Since this log is denormalized, it no longer needs total ordering. We now only need to make sure that the different versions of the same top-level asset come in the correct order. This means that we can use a partitioned log, and have multiple clients consume the log in parallel. We do this using Kafka Streams, and the ability to scale up the number of application instances reading from the denormalized log allows us to do a very fast replay of our entire publication history — the next section will show an example of this.

Elasticsearch example

The following sketch shows an example of how this setup works end-to-end for a backend search service. As mentioned above, we use Elasticsearch to power the site search on NYTimes.com:

Figure 9: A sketch showing how published assets flow through the system from the CMS to Elasticsearch.

The data flow is as follows:

An asset is published or updated by the CMS.
The asset is written to the Gateway as a protobuf binary.
The Gateway validates the asset, and writes it to the Monolog.
The Denormalizer consumes the asset from the Monolog. If this is a top-level asset, it collects all its dependencies from its local store and writes them together to the denormalized log. If this asset is a dependency of other top-level assets, all of those top-level assets are written to the denormalized log.
The Kafka partitioner assigns assets to partitions based on the URI of the top-level asset.
The search ingestion nodes all run an application that uses Kafka Streams to access the denormalized log. Each node reads a partition, creates the JSON objects we want to index in Elasticsearch, and writes them to specific Elasticsearch nodes. During replay we do this with Elasticsearch replication turned off, to make indexing faster. We turn replication back on when we catch up with live traffic before the new index goes live.

Implementation

This Publishing Pipeline runs on Google Cloud Platform/GCP. The details of our setup are beyond the scope of this article, but the high-level architecture looks like the sketch below. We run Kafka and ZooKeeper on GCP Compute instances. All other processes the Gateway, all Kafka replicators, the Denormalizer application built with Kafka’s Streams API, etc. — run in containers on GKE/Kubernetes. We use gRPC/Cloud Endpoint for our APIs, and mutual SSL authentication/authorization for keeping Kafka itself secure.

Figure 10: Implementation on Google Cloud Platform.

Conclusion

We have been working on this new publishing architecture for a little over a year. We are now in production, but it’s still early days, and we have a good number of systems we still have to move over to the Publishing Pipeline.

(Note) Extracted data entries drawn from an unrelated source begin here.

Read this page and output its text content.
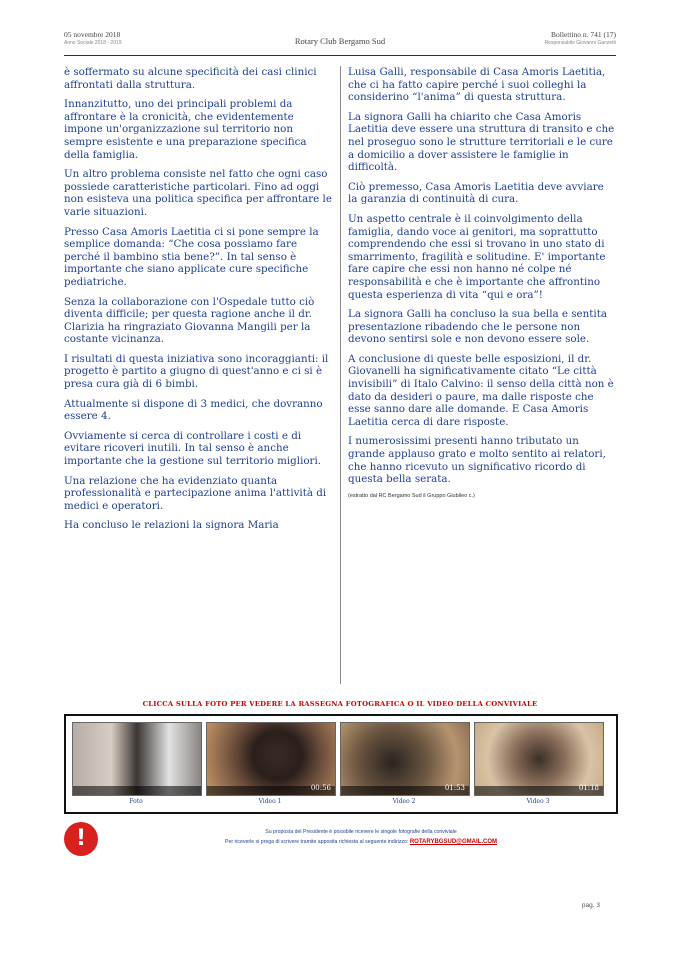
05 novembre 2018
Anno Sociale 2018 - 2019	Rotary Club Bergamo Sud
Bollettino n. 741 (17)
Responsabile Giovanni Ganzetti

è soffermato su alcune specificità dei casi clinici affrontati dalla struttura.

Innanzitutto, uno dei principali problemi da affrontare è la cronicità, che evidentemente impone un'organizzazione sul territorio non sempre esistente e una preparazione specifica della famiglia.

Un altro problema consiste nel fatto che ogni caso possiede caratteristiche particolari. Fino ad oggi non esisteva una politica specifica per affrontare le varie situazioni.

Presso Casa Amoris Laetitia ci si pone sempre la semplice domanda: “Che cosa possiamo fare perché il bambino stia bene?”. In tal senso è importante che siano applicate cure specifiche pediatriche.

Senza la collaborazione con l'Ospedale tutto ciò diventa difficile; per questa ragione anche il dr. Clarizia ha ringraziato Giovanna Mangili per la costante vicinanza.

I risultati di questa iniziativa sono incoraggianti: il progetto è partito a giugno di quest'anno e ci si è presa cura già di 6 bimbi.

Attualmente si dispone di 3 medici, che dovranno essere 4.

Ovviamente si cerca di controllare i costi e di evitare ricoveri inutili. In tal senso è anche importante che la gestione sul territorio migliori.

Una relazione che ha evidenziato quanta professionalità e partecipazione anima l'attività di medici e operatori.

Ha concluso le relazioni la signora Maria

Luisa Galli, responsabile di Casa Amoris Laetitia, che ci ha fatto capire perché i suoi colleghi la considerino “l'anima” di questa struttura.

La signora Galli ha chiarito che Casa Amoris Laetitia deve essere una struttura di transito e che nel proseguo sono le strutture territoriali e le cure a domicilio a dover assistere le famiglie in difficoltà.

Ciò premesso, Casa Amoris Laetitia deve avviare la garanzia di continuità di cura.

Un aspetto centrale è il coinvolgimento della famiglia, dando voce ai genitori, ma soprattutto comprendendo che essi si trovano in uno stato di smarrimento, fragilità e solitudine. E' importante fare capire che essi non hanno né colpe né responsabilità e che è importante che affrontino questa esperienza di vita “qui e ora”!

La signora Galli ha concluso la sua bella e sentita presentazione ribadendo che le persone non devono sentirsi sole e non devono essere sole.

A conclusione di queste belle esposizioni, il dr. Giovanelli ha significativamente citato “Le città invisibili” di Italo Calvino: il senso della città non è dato da desideri o paure, ma dalle risposte che esse sanno dare alle domande. E Casa Amoris Laetitia cerca di dare risposte.

I numerosissimi presenti hanno tributato un grande applauso grato e molto sentito ai relatori, che hanno ricevuto un significativo ricordo di questa bella serata.

(estratto dal RC Bergamo Sud il Gruppo Giubileo c.)

CLICCA SULLA FOTO PER VEDERE LA RASSEGNA FOTOGRAFICA O IL VIDEO DELLA CONVIVIALE
00:56	01:53	01:18
Foto	Video 1	Video 2	Video 3
!	Su proposta del Presidente è possibile ricevere le singole fotografie della conviviale
Per riceverle si prega di scrivere tramite apposita richiesta al seguente indirizzo: ROTARYBGSUD@GMAIL.COM
pag. 3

We are already seeing a lot of advantages. The fact that all content is coming through the same pipeline is simplifying our software development processes, both for front-end applications and back-end systems. Deployments have also become simpler – for instance, we are now starting to do full replays into new Elasticsearch indexes when we make changes to analyzers or the schema, instead of trying to make in-place changes to the live index, which we have found to be error-prone. Furthermore, we are also in the process of building out a better system for monitoring how published assets progress through the stack. All assets published through the Gateway are assigned a unique message ID, and this ID is provided back to the publisher as well as passed along through Kafka and to the consuming applications, allowing us to track and monitor when each individual update is processed in each system, all the way out to the end-user applications. This is useful both for tracking performance and for pinpointing problems when something goes wrong.

Finally, this is a new way of building applications, and it requires a mental shift for developers who are used to working with databases and traditional pub/sub-models. In order to take full advantage of this setup, we need to build applications in such a way that it is easy to deploy new instances that use replay to recreate their materialized view of the log, and we are putting a lot of effort into providing tools and infrastructure that makes this easy.

I want to thank Martin Kleppmann, Michael Noll and Mike Kaminski for reviewing this article.